City officials said Thursday that the new route will allow Church Street to act as a gateway to downtown New Haven and better connect the area to the waterfront. The project is costing the state of Connecticut $33 million.
“The key is that you have a lot of ways to get in and out of the center of the city,” Scott Healy ’96, the executive director of the Town Green Special Services District, said.
The bridge, constructed by O & G Industries, Inc., is 1,280 ft. long and 53 ft. wide, with one lane of traffic in each direction and two bike lanes. David Oneglia, the company’s president, said the 880 ton truss of the bridge was built on the ground and then picked up and placed over the yard in one motion to avoid interfering with train traffic.
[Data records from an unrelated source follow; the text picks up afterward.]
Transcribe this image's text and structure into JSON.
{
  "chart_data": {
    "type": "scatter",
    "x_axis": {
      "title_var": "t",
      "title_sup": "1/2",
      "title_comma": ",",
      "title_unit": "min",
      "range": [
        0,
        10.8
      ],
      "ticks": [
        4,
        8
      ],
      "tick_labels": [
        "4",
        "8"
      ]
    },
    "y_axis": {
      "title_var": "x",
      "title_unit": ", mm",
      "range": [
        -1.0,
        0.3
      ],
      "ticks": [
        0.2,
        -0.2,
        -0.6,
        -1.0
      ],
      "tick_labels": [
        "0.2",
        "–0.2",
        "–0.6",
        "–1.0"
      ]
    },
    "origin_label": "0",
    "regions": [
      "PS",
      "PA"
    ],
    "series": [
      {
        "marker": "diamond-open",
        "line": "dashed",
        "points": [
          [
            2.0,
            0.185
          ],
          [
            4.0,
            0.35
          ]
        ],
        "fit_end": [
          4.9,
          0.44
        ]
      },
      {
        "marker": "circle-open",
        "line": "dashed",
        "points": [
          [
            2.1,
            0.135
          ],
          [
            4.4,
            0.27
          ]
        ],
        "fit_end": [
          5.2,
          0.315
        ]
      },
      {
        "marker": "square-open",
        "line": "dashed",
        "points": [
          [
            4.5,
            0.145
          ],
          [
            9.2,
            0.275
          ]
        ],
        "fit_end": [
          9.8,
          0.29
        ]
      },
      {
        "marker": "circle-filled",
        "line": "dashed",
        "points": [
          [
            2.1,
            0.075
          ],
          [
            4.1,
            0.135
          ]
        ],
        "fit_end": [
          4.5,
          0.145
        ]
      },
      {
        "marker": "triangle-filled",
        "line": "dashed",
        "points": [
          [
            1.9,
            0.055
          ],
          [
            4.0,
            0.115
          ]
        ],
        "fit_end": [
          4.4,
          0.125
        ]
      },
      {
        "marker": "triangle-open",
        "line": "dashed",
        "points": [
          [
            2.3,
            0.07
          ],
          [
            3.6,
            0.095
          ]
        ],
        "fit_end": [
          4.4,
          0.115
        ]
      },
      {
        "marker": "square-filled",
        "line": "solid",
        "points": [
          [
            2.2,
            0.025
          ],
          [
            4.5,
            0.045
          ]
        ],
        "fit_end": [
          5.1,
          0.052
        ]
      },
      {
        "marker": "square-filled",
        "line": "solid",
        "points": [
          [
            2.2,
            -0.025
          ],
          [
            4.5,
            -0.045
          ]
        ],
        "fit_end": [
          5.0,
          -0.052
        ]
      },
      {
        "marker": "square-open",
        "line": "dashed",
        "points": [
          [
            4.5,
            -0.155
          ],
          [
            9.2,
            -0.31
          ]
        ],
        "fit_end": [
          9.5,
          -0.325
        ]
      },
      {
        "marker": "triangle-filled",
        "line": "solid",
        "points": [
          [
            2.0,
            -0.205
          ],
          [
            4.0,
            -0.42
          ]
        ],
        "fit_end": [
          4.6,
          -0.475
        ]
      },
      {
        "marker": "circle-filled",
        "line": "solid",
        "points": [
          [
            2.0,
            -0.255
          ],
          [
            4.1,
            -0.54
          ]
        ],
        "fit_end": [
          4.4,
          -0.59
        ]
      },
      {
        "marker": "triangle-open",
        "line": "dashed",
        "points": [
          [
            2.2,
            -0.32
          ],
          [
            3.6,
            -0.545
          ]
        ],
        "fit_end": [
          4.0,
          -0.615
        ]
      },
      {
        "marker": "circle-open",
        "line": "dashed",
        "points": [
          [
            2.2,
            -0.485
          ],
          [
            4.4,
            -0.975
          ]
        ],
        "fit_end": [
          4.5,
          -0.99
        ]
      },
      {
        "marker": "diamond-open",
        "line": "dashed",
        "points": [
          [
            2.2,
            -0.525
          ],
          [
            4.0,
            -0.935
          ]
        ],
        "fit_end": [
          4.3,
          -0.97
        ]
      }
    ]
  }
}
Oneglia said this project was free of many of the pitfalls of his company’s usual construction jobs. Often traffic congestion makes delivering supplies difficult, working hours are restricted, and his workers face the constant danger of traffic just a few feet away, he said.
“It was a big relief for a lot of the guys, to be able to go to work and work like a gentleman and not like an animal,” Oneglia said.
Oneglia said construction on the bridge is almost complete and would be ready for traffic in another week or two but that the bridge will not open for another two months — about six months ahead of schedule. He said his company had finished the job early because the necessary equipment was already at the rail yard from a previous job. In addition, he said, they received good cooperation from rail officials and others at the site.
New Haven Economic Development Administrator Henry Fernandez LAW ’94 said the bridge will connect the waterfront to downtown and will join the Hill section of the city to Long Wharf. Calling the bridge “a pretty significant tool,” he said it should bring substantial development to the area over the next 10 years, yielding business and residential growth to Church Street, and connecting water, rail and road transportation in the city.
One other major advantage of the bridge, Healy said, is that it will connect downtown and the new IKEA store, scheduled to be completed by June 16, 2004. Healy said the store is “a huge regional draw” that will bring people in from as far away as Springfield and the suburbs of New York City. Healy said the bridge could also provide a more viable path for bikers.
Connecting these two parts of New Haven has been on the city’s agenda for over a century. Healy said the Elm City has been looking to create a boulevard to the waterfront since 1900.
Fernandez said New Haven’s Ninth Square was actually on the harbor when the city was originally founded. Over time, the area was filled in and the waterfront receded to its current location.
“Really it’s kind of going back to go forward,” Fernandez said.